IT-Security Check - Auswertung

Ausgangslage: Solides Fundament, aber Lücken im Detail

Was bereits gut läuft

• Richtlinien & Notfallhandbuch sind vorhanden – das organisatorische Fundament steht.

• Zentrales Gerätemanagement (Intune) sorgt für Verschlüsselung, Softwareverteilung und Basiscompliance.

• Microsoft 365 ist etabliert (E-Mail, Teams, SharePoint) – inkl. Signatur/Verschlüsselung für E-Mails.

• Perimeter-Schutz mit aktueller, hochverfügbarer Firewall und MFA.

• USV sichert geordnetes Herunterfahren bei Stromausfall.

Wo Handlungsbedarf besteht

• Server/Virtualisierung: Alte Einzel-Hosts ohne Cluster & zentralen Speicher – Ausfallrisiko.

• Backups: Uneinheitlich, teils ohne kritische Systeme, zu kurze Aufbewahrungsfristen, seltene Restore-Tests.

• Netzwerk & E-Mail: Gewachsen, teilweise alte Switches, breite Firewall-Regeln; M365 nutzt v. a.
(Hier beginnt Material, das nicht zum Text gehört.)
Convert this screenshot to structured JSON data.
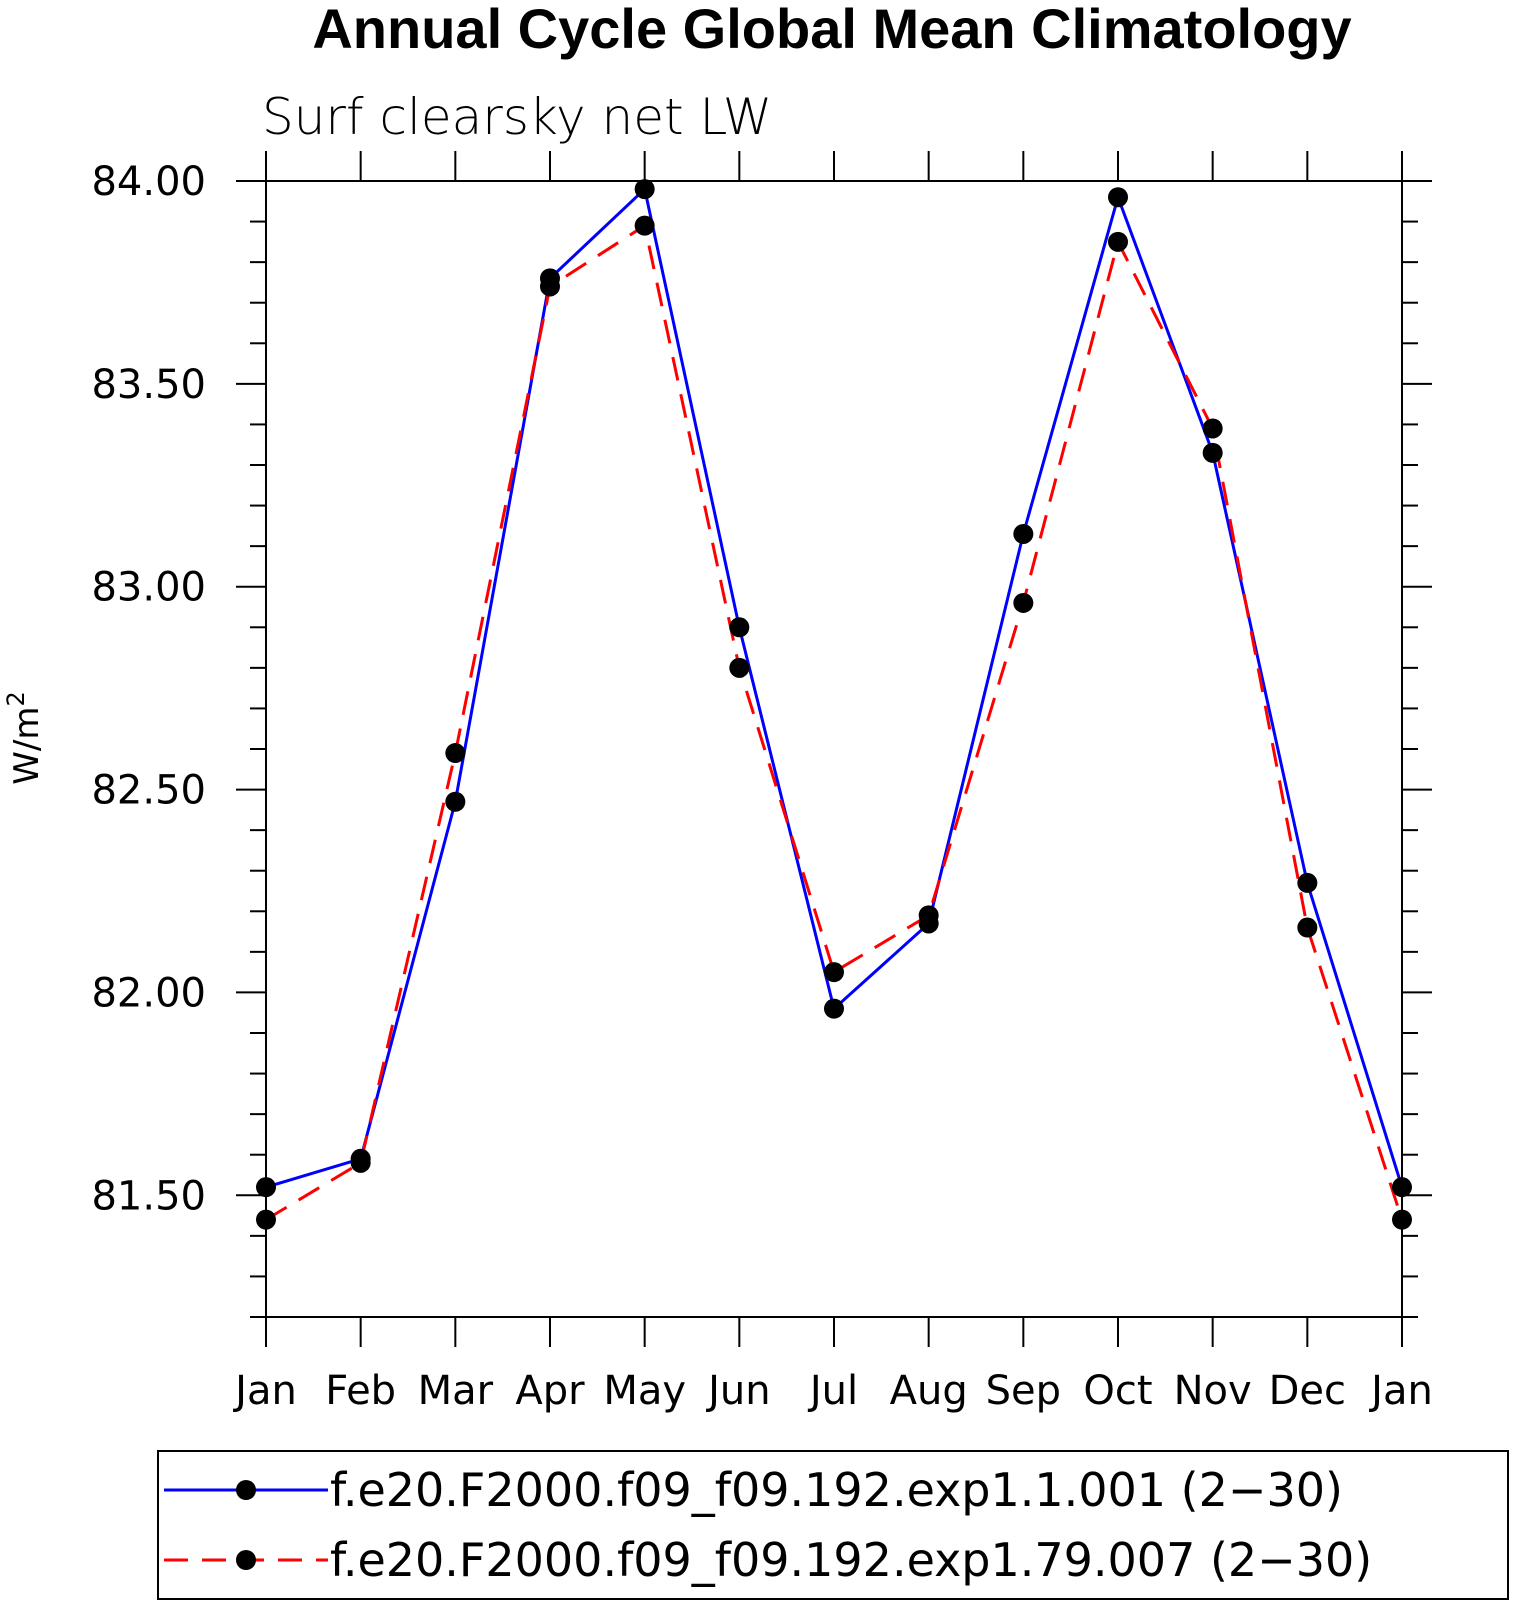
{
  "chart_data": {
    "type": "line",
    "title": "Annual Cycle Global Mean Climatology",
    "subtitle": "Surf clearsky net LW",
    "ylabel_base": "W/m",
    "ylabel_sup": "2",
    "xlabel": "",
    "categories": [
      "Jan",
      "Feb",
      "Mar",
      "Apr",
      "May",
      "Jun",
      "Jul",
      "Aug",
      "Sep",
      "Oct",
      "Nov",
      "Dec",
      "Jan"
    ],
    "ylim": [
      81.2,
      84.0
    ],
    "yticks": [
      81.5,
      82.0,
      82.5,
      83.0,
      83.5,
      84.0
    ],
    "ytick_labels": [
      "81.50",
      "82.00",
      "82.50",
      "83.00",
      "83.50",
      "84.00"
    ],
    "series": [
      {
        "name": "f.e20.F2000.f09_f09.192.exp1.1.001 (2−30)",
        "color": "#0000ff",
        "style": "solid",
        "values": [
          81.52,
          81.59,
          82.47,
          83.76,
          83.98,
          82.9,
          81.96,
          82.17,
          83.13,
          83.96,
          83.33,
          82.27,
          81.52
        ]
      },
      {
        "name": "f.e20.F2000.f09_f09.192.exp1.79.007 (2−30)",
        "color": "#ff0000",
        "style": "dashed",
        "values": [
          81.44,
          81.58,
          82.59,
          83.74,
          83.89,
          82.8,
          82.05,
          82.19,
          82.96,
          83.85,
          83.39,
          82.16,
          81.44
        ]
      }
    ],
    "legend_position": "bottom"
  }
}
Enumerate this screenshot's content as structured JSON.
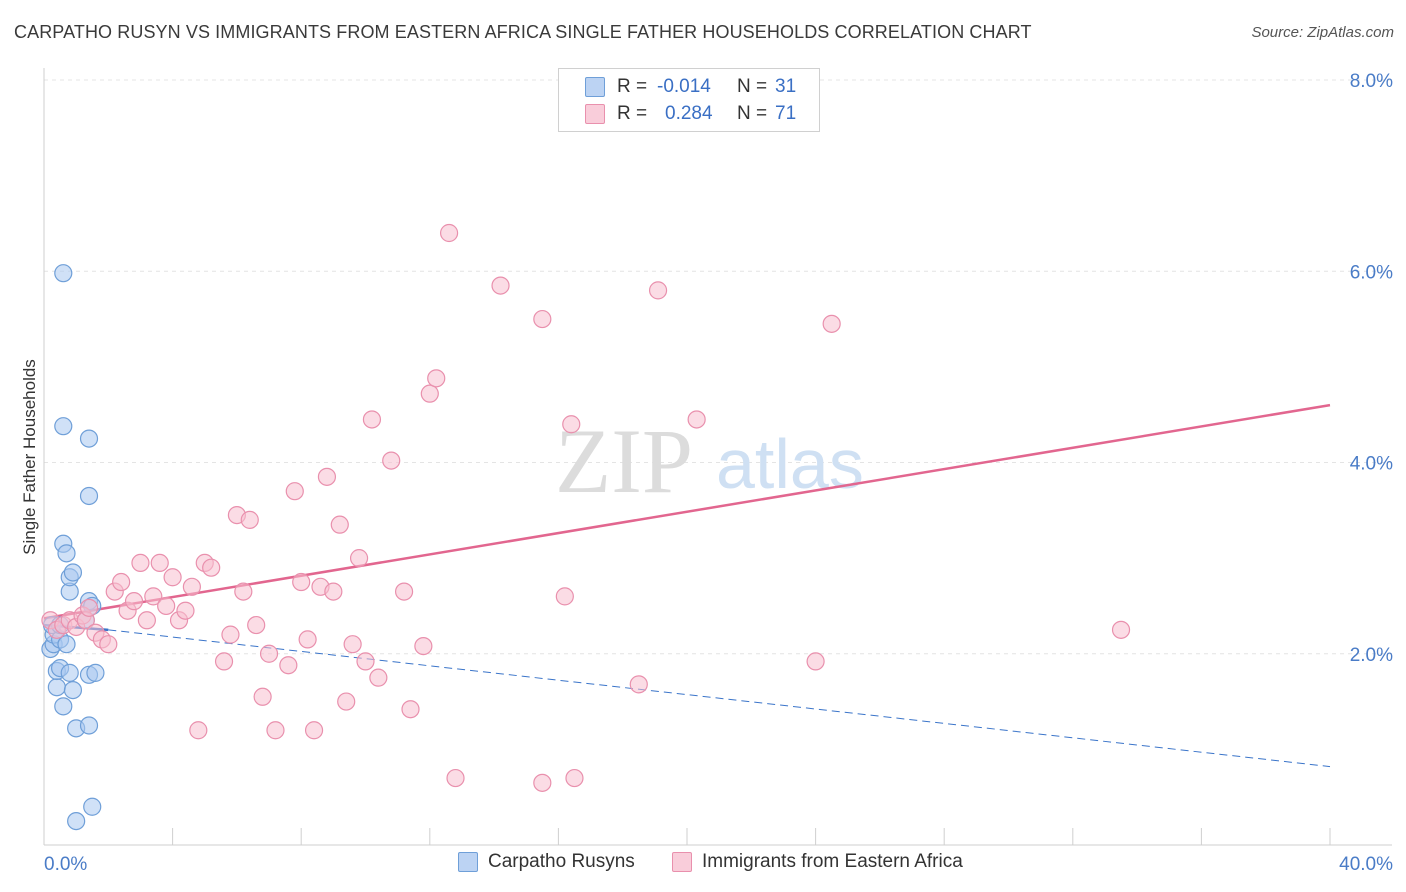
{
  "title": "CARPATHO RUSYN VS IMMIGRANTS FROM EASTERN AFRICA SINGLE FATHER HOUSEHOLDS CORRELATION CHART",
  "source": "Source: ZipAtlas.com",
  "watermark": {
    "zip": "ZIP",
    "atlas": "atlas"
  },
  "legend": {
    "rows": [
      {
        "r_label": "R =",
        "r_value": "-0.014",
        "n_label": "N =",
        "n_value": "31"
      },
      {
        "r_label": "R =",
        "r_value": "0.284",
        "n_label": "N =",
        "n_value": "71"
      }
    ]
  },
  "colors": {
    "blue_fill": "#a9c8f0",
    "blue_stroke": "#6f9fd8",
    "blue_line": "#3a74c9",
    "pink_fill": "#f7bfd0",
    "pink_stroke": "#e990ad",
    "pink_line": "#e2668f",
    "tick_text": "#4a7cc7",
    "grid": "#e4e4e4"
  },
  "chart_data": {
    "type": "scatter",
    "title": "CARPATHO RUSYN VS IMMIGRANTS FROM EASTERN AFRICA SINGLE FATHER HOUSEHOLDS CORRELATION CHART",
    "xlabel": "",
    "ylabel": "Single Father Households",
    "xlim": [
      0,
      40
    ],
    "ylim": [
      0,
      8.0
    ],
    "x_tick_labels": [
      "0.0%",
      "40.0%"
    ],
    "y_ticks": [
      2.0,
      4.0,
      6.0,
      8.0
    ],
    "y_tick_labels": [
      "2.0%",
      "4.0%",
      "6.0%",
      "8.0%"
    ],
    "grid": true,
    "series": [
      {
        "name": "Carpatho Rusyns",
        "color": "#a9c8f0",
        "points": [
          [
            0.2,
            2.05
          ],
          [
            0.3,
            2.1
          ],
          [
            0.3,
            2.2
          ],
          [
            0.25,
            2.3
          ],
          [
            0.4,
            1.65
          ],
          [
            0.4,
            1.82
          ],
          [
            0.5,
            1.85
          ],
          [
            0.5,
            2.15
          ],
          [
            0.5,
            2.3
          ],
          [
            0.6,
            1.45
          ],
          [
            0.7,
            2.1
          ],
          [
            0.8,
            1.8
          ],
          [
            0.9,
            1.62
          ],
          [
            0.6,
            3.15
          ],
          [
            0.6,
            4.38
          ],
          [
            0.6,
            5.98
          ],
          [
            0.7,
            3.05
          ],
          [
            0.8,
            2.65
          ],
          [
            0.8,
            2.8
          ],
          [
            0.9,
            2.85
          ],
          [
            1.0,
            1.22
          ],
          [
            1.0,
            0.25
          ],
          [
            1.3,
            2.35
          ],
          [
            1.4,
            2.55
          ],
          [
            1.4,
            3.65
          ],
          [
            1.5,
            2.5
          ],
          [
            1.4,
            1.25
          ],
          [
            1.4,
            1.78
          ],
          [
            1.5,
            0.4
          ],
          [
            1.4,
            4.25
          ],
          [
            1.6,
            1.8
          ]
        ]
      },
      {
        "name": "Immigrants from Eastern Africa",
        "color": "#f7bfd0",
        "points": [
          [
            0.2,
            2.35
          ],
          [
            0.4,
            2.25
          ],
          [
            0.6,
            2.3
          ],
          [
            0.8,
            2.35
          ],
          [
            1.0,
            2.28
          ],
          [
            1.2,
            2.4
          ],
          [
            1.3,
            2.35
          ],
          [
            1.4,
            2.48
          ],
          [
            1.6,
            2.22
          ],
          [
            1.8,
            2.15
          ],
          [
            2.0,
            2.1
          ],
          [
            2.2,
            2.65
          ],
          [
            2.4,
            2.75
          ],
          [
            2.6,
            2.45
          ],
          [
            2.8,
            2.55
          ],
          [
            3.0,
            2.95
          ],
          [
            3.2,
            2.35
          ],
          [
            3.4,
            2.6
          ],
          [
            3.6,
            2.95
          ],
          [
            3.8,
            2.5
          ],
          [
            4.0,
            2.8
          ],
          [
            4.2,
            2.35
          ],
          [
            4.4,
            2.45
          ],
          [
            4.6,
            2.7
          ],
          [
            4.8,
            1.2
          ],
          [
            5.0,
            2.95
          ],
          [
            5.2,
            2.9
          ],
          [
            5.6,
            1.92
          ],
          [
            5.8,
            2.2
          ],
          [
            6.0,
            3.45
          ],
          [
            6.2,
            2.65
          ],
          [
            6.4,
            3.4
          ],
          [
            6.6,
            2.3
          ],
          [
            6.8,
            1.55
          ],
          [
            7.0,
            2.0
          ],
          [
            7.2,
            1.2
          ],
          [
            7.6,
            1.88
          ],
          [
            7.8,
            3.7
          ],
          [
            8.0,
            2.75
          ],
          [
            8.2,
            2.15
          ],
          [
            8.4,
            1.2
          ],
          [
            8.6,
            2.7
          ],
          [
            8.8,
            3.85
          ],
          [
            9.0,
            2.65
          ],
          [
            9.2,
            3.35
          ],
          [
            9.4,
            1.5
          ],
          [
            9.6,
            2.1
          ],
          [
            9.8,
            3.0
          ],
          [
            10.0,
            1.92
          ],
          [
            10.2,
            4.45
          ],
          [
            10.4,
            1.75
          ],
          [
            10.8,
            4.02
          ],
          [
            11.2,
            2.65
          ],
          [
            11.4,
            1.42
          ],
          [
            11.8,
            2.08
          ],
          [
            12.0,
            4.72
          ],
          [
            12.2,
            4.88
          ],
          [
            12.6,
            6.4
          ],
          [
            14.2,
            5.85
          ],
          [
            12.8,
            0.7
          ],
          [
            15.5,
            5.5
          ],
          [
            15.5,
            0.65
          ],
          [
            16.2,
            2.6
          ],
          [
            16.4,
            4.4
          ],
          [
            16.5,
            0.7
          ],
          [
            18.5,
            1.68
          ],
          [
            19.1,
            5.8
          ],
          [
            20.3,
            4.45
          ],
          [
            24.0,
            1.92
          ],
          [
            24.5,
            5.45
          ],
          [
            33.5,
            2.25
          ]
        ]
      }
    ],
    "trend_lines": [
      {
        "series": "Carpatho Rusyns",
        "x0": 0,
        "y0": 2.3,
        "x1": 2.0,
        "y1": 2.25,
        "extended_to": 40,
        "y_at_end": 0.82
      },
      {
        "series": "Immigrants from Eastern Africa",
        "x0": 0,
        "y0": 2.37,
        "x1": 40,
        "y1": 4.6
      }
    ],
    "legend": [
      "Carpatho Rusyns",
      "Immigrants from Eastern Africa"
    ]
  }
}
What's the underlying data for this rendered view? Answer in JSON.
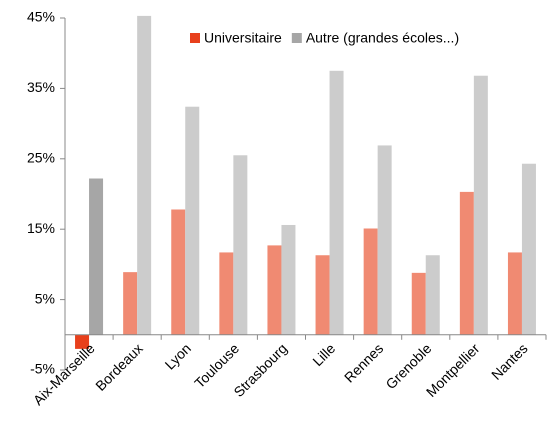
{
  "chart_data": {
    "type": "bar",
    "categories": [
      "Aix-Marseille",
      "Bordeaux",
      "Lyon",
      "Toulouse",
      "Strasbourg",
      "Lille",
      "Rennes",
      "Grenoble",
      "Montpellier",
      "Nantes"
    ],
    "series": [
      {
        "name": "Universitaire",
        "color": "#e8401c",
        "colors": [
          "#e8401c",
          "#f08a72",
          "#f08a72",
          "#f08a72",
          "#f08a72",
          "#f08a72",
          "#f08a72",
          "#f08a72",
          "#f08a72",
          "#f08a72"
        ],
        "values": [
          -2,
          8.9,
          17.8,
          11.7,
          12.7,
          11.3,
          15.1,
          8.8,
          20.3,
          11.7
        ]
      },
      {
        "name": "Autre (grandes écoles...)",
        "color": "#a6a6a6",
        "colors": [
          "#a6a6a6",
          "#cccccc",
          "#cccccc",
          "#cccccc",
          "#cccccc",
          "#cccccc",
          "#cccccc",
          "#cccccc",
          "#cccccc",
          "#cccccc"
        ],
        "values": [
          22.2,
          45.3,
          32.4,
          25.5,
          15.6,
          37.5,
          26.9,
          11.3,
          36.8,
          24.3
        ]
      }
    ],
    "ylim": [
      -5,
      45
    ],
    "yticks": [
      {
        "value": -5,
        "label": "-5%"
      },
      {
        "value": 5,
        "label": "5%"
      },
      {
        "value": 15,
        "label": "15%"
      },
      {
        "value": 25,
        "label": "25%"
      },
      {
        "value": 35,
        "label": "35%"
      },
      {
        "value": 45,
        "label": "45%"
      }
    ],
    "grid": false,
    "legend": "top"
  }
}
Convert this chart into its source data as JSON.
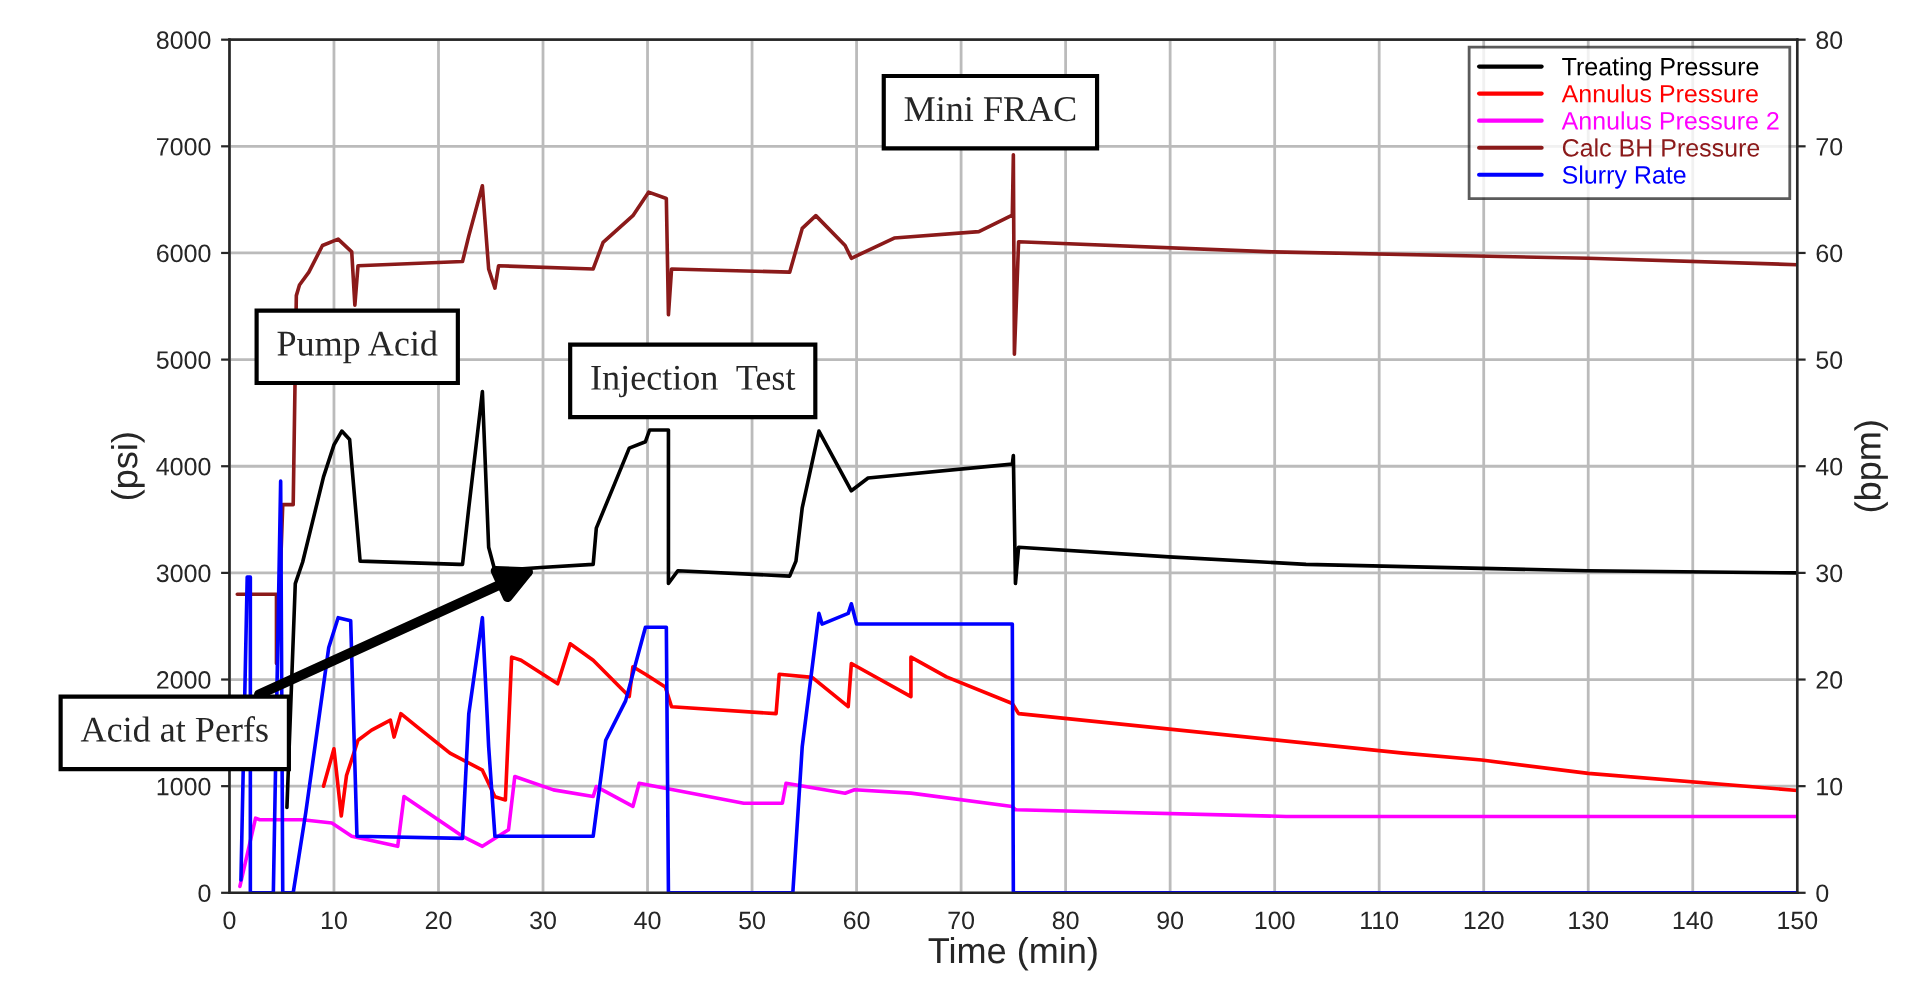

Basisschutz.

• Endpoint Security: Basisschutz vorhanden, aber ohne zentrale, ganzheitliche Sicht und EDR/XDR.

• Organisation: Policies existieren, werden aber nicht durchgängig gelebt (Kontrollen, Nachweise, Reviews).
  
  

Die größten Risiken im Überblick 

• Verfügbarkeit: Einzel-Hosts, fehlende Redundanz im Core-Netz – ein Ausfall kann Prozesse stoppen.

• Datenverlust: Unvollständige/kurze Backups, keine Offsite-Strategie, seltene Wiederherstellungstests.

• Angriffsfläche: Weit gefasste Firewall-Regeln, fehlende Segmentierung und BYOD-Nutzung.

• Identitäten: MFA nicht konsequent für Admin-Logins, verwaiste Konten, lokale Adminrechte am Client.

• Physik: Teilweise unverschlossene Racks/Technikräume, gemischte Nutzung von Sicherheits- und Arbeitsbereichen.
  
  

Priorisierte Maßnahmen: Technik modernisieren, Prozesse verankern

1. Server & Speicher modernisieren

   • Clusterfähige Virtualisierung mit zentralem Storage (HA, Live-Migration, geordnetes Failover).

   • Abbau veralteter Systeme, klare VM-Lifecycle-Strategie, aktueller Patchstand.

2. Backup-Strategie professionalisieren

   • Alle produktiven Systeme sichern, Offsite/Cloud-Backup etablieren, RTO/RPO definieren.

   • Tägliches Monitoring, regelmäßige Restore-Tests, klare Aufbewahrungszeiträume.

3. Netzwerk & Perimeter härten

   • Regelwerk bereinigen (keine ANY-Regeln), VLAN-Segmentierung durchgängig umsetzen.

   • Core-Redundanz (Switch-Stack), NAC einführen, WLAN trennen (Mitarbeiter/IoT/Gast) und RADIUS/WPA3 nutzen.

4. Endpoint Security vereinheitlichen

   • Entweder Defender for Business konsequent ausrollen oder Sophos XDR durchgängig nutzen.

   • Zentrale Sicht via Security-Konsole; optional MDR/SOC für 24/7-Erkennung & Response.

5. Identitäten & Zugriffe nachschärfen

   • MFA für alle Admins an Servern/Tools, Least Privilege und RBAC umsetzen.

   • Verwaiste Konten bereinigen, lokale Adminrechte entziehen, Kontenlebenszyklus steuern.

6. Cloud & E-Mail absichern

   • M365 Secure Score heben (Conditional Access, Safe Links, Anti-Phishing „Standard/Streng“).

   • SPF auf -all, DMARC von none → quarantine → reject, rechtssichere E-Mail-Archivierung.

7. Physische Sicherheit & Betrieb

   • Technikräume klar trennen, Racks verschließen, USV-Management härten (Passwörter, Alarmierung, Shutdown-Automation).

   • Monitoring von USV/Batterie & regelmäßige Tests.

8. Governance & ISMS-Integration

   • Policies feingliedrig und praxisnah (z. B. „Backup & Recovery“, „Cloud-Nutzung“, „E-Mail-Sicherheit“).

   • Awareness & Schulungen, regelmäßige Soll-Ist-Reviews und kontinuierliche Verbesserung.

   • Schwachstellenmanagement mit Scans, CVSS-Priorisierung und Reporting.

   • IT-Dokumentation konsolidieren (Systeme, Netze, Rechte, Verantwortlichkeiten, Abhängigkeiten).